# Vegas:Cliffs @ Peace vs Grandview



## ncdebe (Feb 1, 2006)

I have the opportunity to pick one for June 2007. We will have a car but are planning on a side trip to the Grand Canyon.(how far is that, btw?). We will be traveling w/ 14 yr old DD and possibly our 20 yr old DD. We definitely want to do "the Strip" but not every day! We like to swim, tour and have nice facilities. On the review, Grandview rates higher but the noise thing....

Anyone with experience or know how about these resorts?

HELP!!!

Thanks~

Deb


----------



## Icc5 (Feb 1, 2006)

*Cliffs at Peace Canyon*

We were at the Cliffs this summer and loved it.  The units are very nice and a nice quite pool area with a nice computer room.  It is about 15 miles from the strip but a very easy drive.  We loved it.
Bart


----------



## LynnW (Feb 1, 2006)

Deb

We stayed at the Grandview in Oct. and I know it is closer to the strip than the Cliffs at Peace Canyon. We were given a unit in the building closest to the construction and when we checked it out we realized it was going to be noisy. Called down and they moved us right away to the other building. There is lots of free parking on the strip so that is not a problem. We have friends who stayed at the Cliffs at Peace Canyon with teenagers and loved it. 

Lynn


----------



## bigeyes1 (Feb 1, 2006)

We're owners at the CAPC.  Although we had the opportunity to visit here, we've never actually stayed there--- yet.  (That will change this coming July).  
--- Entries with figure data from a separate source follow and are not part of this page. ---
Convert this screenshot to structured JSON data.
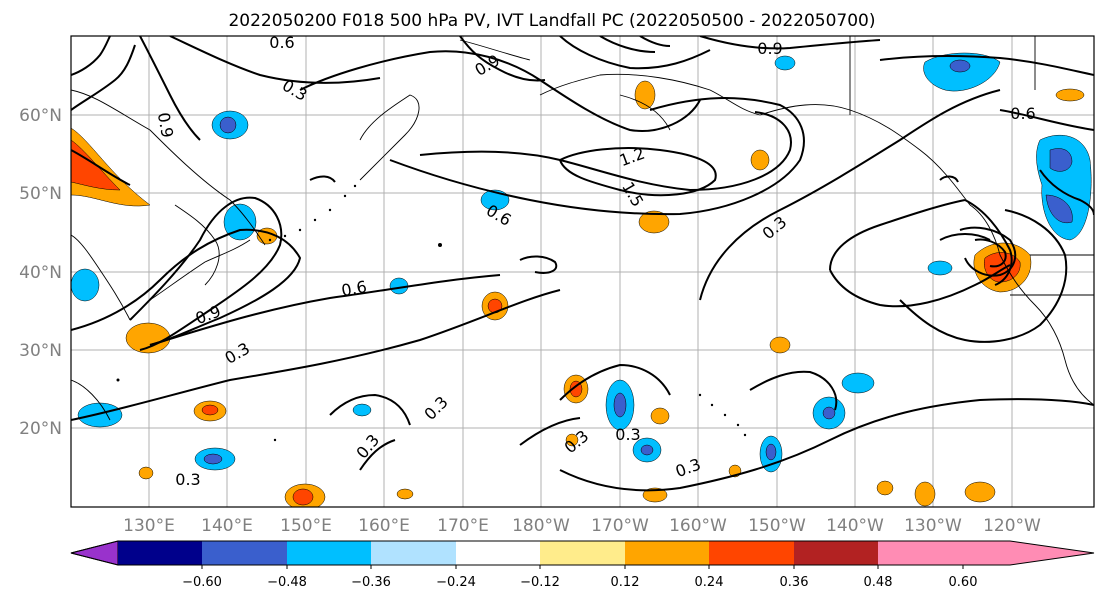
{
  "title": "2022050200 F018 500 hPa PV, IVT Landfall PC (2022050500 - 2022050700)",
  "map": {
    "lat_labels": [
      "60°N",
      "50°N",
      "40°N",
      "30°N",
      "20°N"
    ],
    "lon_labels": [
      "130°E",
      "140°E",
      "150°E",
      "160°E",
      "170°E",
      "180°W",
      "170°W",
      "160°W",
      "150°W",
      "140°W",
      "130°W",
      "120°W"
    ],
    "contour_labels": [
      "0.6",
      "0.3",
      "0.9",
      "0.9",
      "1.2",
      "1.5",
      "0.6",
      "0.3",
      "0.9",
      "0.3",
      "0.6",
      "0.3",
      "0.3",
      "0.3",
      "0.3",
      "0.3",
      "0.3",
      "0.6",
      "0.9"
    ]
  },
  "colorbar": {
    "ticks": [
      "−0.60",
      "−0.48",
      "−0.36",
      "−0.24",
      "−0.12",
      "0.12",
      "0.24",
      "0.36",
      "0.48",
      "0.60"
    ],
    "colors": [
      "#9932cc",
      "#00008b",
      "#3a5fcd",
      "#00bfff",
      "#b0e2ff",
      "#ffffff",
      "#ffec8b",
      "#ffa500",
      "#ff4500",
      "#b22222",
      "#ff8cb4"
    ]
  }
}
While touring there, I managed to take some pictures and did a review on this resort.  If interested, you can see the review HERE 

Hope this helps some.


Edited to add:  Here is a link to a few pictures of the resort: CAPC


----------



## warpdrvr (Feb 3, 2006)

Although the CAPC is a lovely place, for me it's just too darn far away from the strip.  We stayed there for 4 days a couple of years ago before my timeshare company had a location in Vegas.  If you don't mind driving back and forth every time you want to get to the strip, it's a nice, secluded place to relax.  As for me, when I'm in Vegas, I do anything BUT relax, but that's just me....as for Grandview, I've never stayed there


----------



## cluemeister (Feb 4, 2006)

*Stayed at Grandview and went to the Canyon*

We stayed at the Grandview and went to the Grand Canyon last April.  Based on the description you've given me, I think that location will work well for you.  What we liked about Grandview:

-  Quick to get out, unlike staying at a casino/hotel.  Out the room, down the hall, down the elevator, out to the car.
-  Close enough to highway entrance.  Although development is abundant, it was easy to get out of the Grandview, and head north to the highway entrance ramp a mile or so.
-  Close to grocery store.  Right up the road we were able to pick up groceries for the week.
-  Southern location.  I think if you're heading towards AZ, the Grandview will be quicker to get you on your way.  CAPC is closer to where my brother lives, in northwest Vegas. Not a big deal, but it does add a little time (20-30 minutes) if you're heading east to sightsee.
- Noise factor - I can't remember if noise was an issue, but the jacuzzi tub is noisy (only used it once), so I could see if you had an early riser in another room using it, or a couple coming back late from the strip using it, I could see how that could wake you.  
-  We had the 1 BR, and really liked the laundry facilities.  Throw clothes in the dryer, and head out.
- I would highly recommend the 2 BR if you have a family.  The units are spacious, but the double sinks, shower and toilet share the same area.  So if one person is using the toilet, nobody can do anything else!
-  Big glass shower, plenty of room for two.  Conserving water is important. 
-  They were gentle on the timeshare presentation push.  I have no interest spending valuable vacation hours at a ts presentation.  We said "no" once, and were never pestered again.

Grand Canyon was great. We did it in a day, which worked out fine, but it was a long day.  The South Rim is incredibly stunning.  You will probably be surprised at how close so many people walk to the edge, and wonder how they don't lose 2 or 3 people a day.  

Enjoy your trip, and let me know if you have other questions!


----------



## PStreet1 (Feb 5, 2006)

We were at Grandview last week--no construction.  It's a nice place to stay; we enjoyed it very much.  The Casino next door is open now, and it, too, is pleasant.


----------